It seems as if no life is equal to the preservation of police and prosecutorial supremacy in the eyes of the grand jury. “Authority” trumps justice because fairness gets in the way of dominance. Law and order only applies to unruly minorities, the poor and anyone who has fallen out of favor with the ruling class.
In a typical indictment process the prosecutor gathers enough evidence and witness testimony to prove there is a probable cause, then presents it to the grand jury. It’s a simple procedure, and usually doesn’t take more than a few hours, but there is plenty of room for finagling. The sort that gives credence to the cliché a prosecutor has the power to indict a ham sandwich. Whatever evidence is presented to the grand jury is what the members of that secret body will believe. There is no chance for a defense attorney to object or verify the evidence.
If, for example, Robert McCulloch wanted to indict officer Darren Wilson for killing Michael Brown it would have been easy. All the prosecutor had to do was keep the defendant out of the courtroom and present the gathered evidence like he did for every other case. The grand jury, had this been a typical day in secrecy with an average citizen charged with a crime, would have indicted Wilson for gunning down an unarmed teen from nearly a hundred feet away.
Instead, McCulloch allowed Wilson to defend himself and present testimony contrary to that of numerous witnesses. An official public trial, where the victim is represented by the state, was circumvented in favor of protecting the integrity of the policy. Only the public outcry over the lack of indictment and demonstrations around the country represented Michael Brown’s interests.
Of course this is not an isolated event.
Eric Garner was choked to death by a New York city cop. Apparently the unarmed man, who was not committing any crime and was surrounded by several cops, presented such a threat to the community the grand jury felt the officer was justified in using a banned choke hold to kill an innocent civilian.
If that was not bad enough, twelver-year-old Tamir Rice was shot dead by a Cleveland cop in the same week. I guess a boy with a toy gun is such a threat to the public the cop felt it was necessary to kill him seconds after arriving on the scene. Couldn’t he have at least told the boy to drop the alleged “weapon”? There has been no decision by the grand jury in this case yet, but current trends make it unlikely the officer will be indicted.
Have I mentioned these three victims were blacks in poor neighborhoods and their killers were white police? Is this, as Thomasi McDonald wrote, the new Red Summer of 1919?

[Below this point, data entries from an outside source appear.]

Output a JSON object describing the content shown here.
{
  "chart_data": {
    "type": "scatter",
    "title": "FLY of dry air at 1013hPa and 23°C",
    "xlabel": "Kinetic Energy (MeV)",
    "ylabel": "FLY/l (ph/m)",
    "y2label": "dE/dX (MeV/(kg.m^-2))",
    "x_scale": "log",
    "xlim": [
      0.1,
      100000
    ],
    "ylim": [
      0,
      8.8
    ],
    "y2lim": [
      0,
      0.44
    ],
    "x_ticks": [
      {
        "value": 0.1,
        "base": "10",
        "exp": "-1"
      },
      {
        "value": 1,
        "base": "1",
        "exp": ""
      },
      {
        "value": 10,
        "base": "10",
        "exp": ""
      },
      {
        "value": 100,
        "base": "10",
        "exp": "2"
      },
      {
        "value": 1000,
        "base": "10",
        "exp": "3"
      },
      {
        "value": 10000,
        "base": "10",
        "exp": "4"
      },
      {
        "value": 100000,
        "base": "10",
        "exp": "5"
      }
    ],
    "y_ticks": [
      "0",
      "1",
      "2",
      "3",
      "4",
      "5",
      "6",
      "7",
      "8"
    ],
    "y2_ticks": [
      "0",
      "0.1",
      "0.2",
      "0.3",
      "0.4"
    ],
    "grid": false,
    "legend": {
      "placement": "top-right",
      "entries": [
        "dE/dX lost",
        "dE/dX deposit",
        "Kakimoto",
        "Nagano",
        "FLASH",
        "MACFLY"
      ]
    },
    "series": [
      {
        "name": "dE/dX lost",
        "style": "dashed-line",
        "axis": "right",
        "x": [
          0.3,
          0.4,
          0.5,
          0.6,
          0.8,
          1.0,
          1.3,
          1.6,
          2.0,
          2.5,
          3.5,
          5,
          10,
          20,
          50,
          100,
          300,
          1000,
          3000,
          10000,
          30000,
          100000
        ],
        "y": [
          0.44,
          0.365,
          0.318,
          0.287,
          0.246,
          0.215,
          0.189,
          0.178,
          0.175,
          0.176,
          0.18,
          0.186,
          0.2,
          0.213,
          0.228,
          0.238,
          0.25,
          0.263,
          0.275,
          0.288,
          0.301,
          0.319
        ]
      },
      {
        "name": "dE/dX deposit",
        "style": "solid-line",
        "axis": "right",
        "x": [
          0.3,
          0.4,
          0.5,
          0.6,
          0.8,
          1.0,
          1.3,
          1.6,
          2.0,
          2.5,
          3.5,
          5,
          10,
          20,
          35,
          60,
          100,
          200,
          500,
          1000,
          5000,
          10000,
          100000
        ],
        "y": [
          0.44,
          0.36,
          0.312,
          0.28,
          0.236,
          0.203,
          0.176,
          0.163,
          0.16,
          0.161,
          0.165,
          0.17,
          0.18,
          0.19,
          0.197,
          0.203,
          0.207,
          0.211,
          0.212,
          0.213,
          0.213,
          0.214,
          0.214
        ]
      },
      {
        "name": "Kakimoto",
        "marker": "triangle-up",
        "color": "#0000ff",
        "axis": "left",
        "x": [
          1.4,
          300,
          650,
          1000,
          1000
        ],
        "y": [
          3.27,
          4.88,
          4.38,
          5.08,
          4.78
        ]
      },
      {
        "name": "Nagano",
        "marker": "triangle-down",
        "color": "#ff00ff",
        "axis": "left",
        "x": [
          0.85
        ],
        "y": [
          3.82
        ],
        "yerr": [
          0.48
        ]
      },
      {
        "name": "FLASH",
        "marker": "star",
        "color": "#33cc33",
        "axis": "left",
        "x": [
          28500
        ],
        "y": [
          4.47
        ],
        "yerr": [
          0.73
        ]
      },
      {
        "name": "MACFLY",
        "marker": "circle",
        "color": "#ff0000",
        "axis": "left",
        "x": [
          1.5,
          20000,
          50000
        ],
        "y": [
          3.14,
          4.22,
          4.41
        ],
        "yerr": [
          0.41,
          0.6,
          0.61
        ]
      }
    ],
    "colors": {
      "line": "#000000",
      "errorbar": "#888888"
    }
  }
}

While it may be true these are extreme cases going before grand juries under pressure by the powers that seem to favor the police, there is also an underlying culture that makes America seem more like a police state than a democracy. The indictment process is too shrouded in secrecy to be considered fair and is light years away from impartiality. The decisions made by the grand jury should be reviewable like any other decision made in the courts. There should not be a secret body available only to prosecutors for the express purpose of levelling charges. Such life altering decision should be made by a judge in the presence of a court reporter and defense attorney. Like at a preliminary hearing.
The police have a duty to serve and protect all of the public and uphold the law even when it applies to them. It is the grand jury’s duty to determine when a cop violates that ethos, and the prosecutor’s job to recognize an obvious crime when one is committed in plain view of the public. When these parties fail in their duties and are incapable of distinguishing the differences between them it’s time to reform the process and make certain criminals of every caliber are indicted – whether they wear a badge or blindly support one.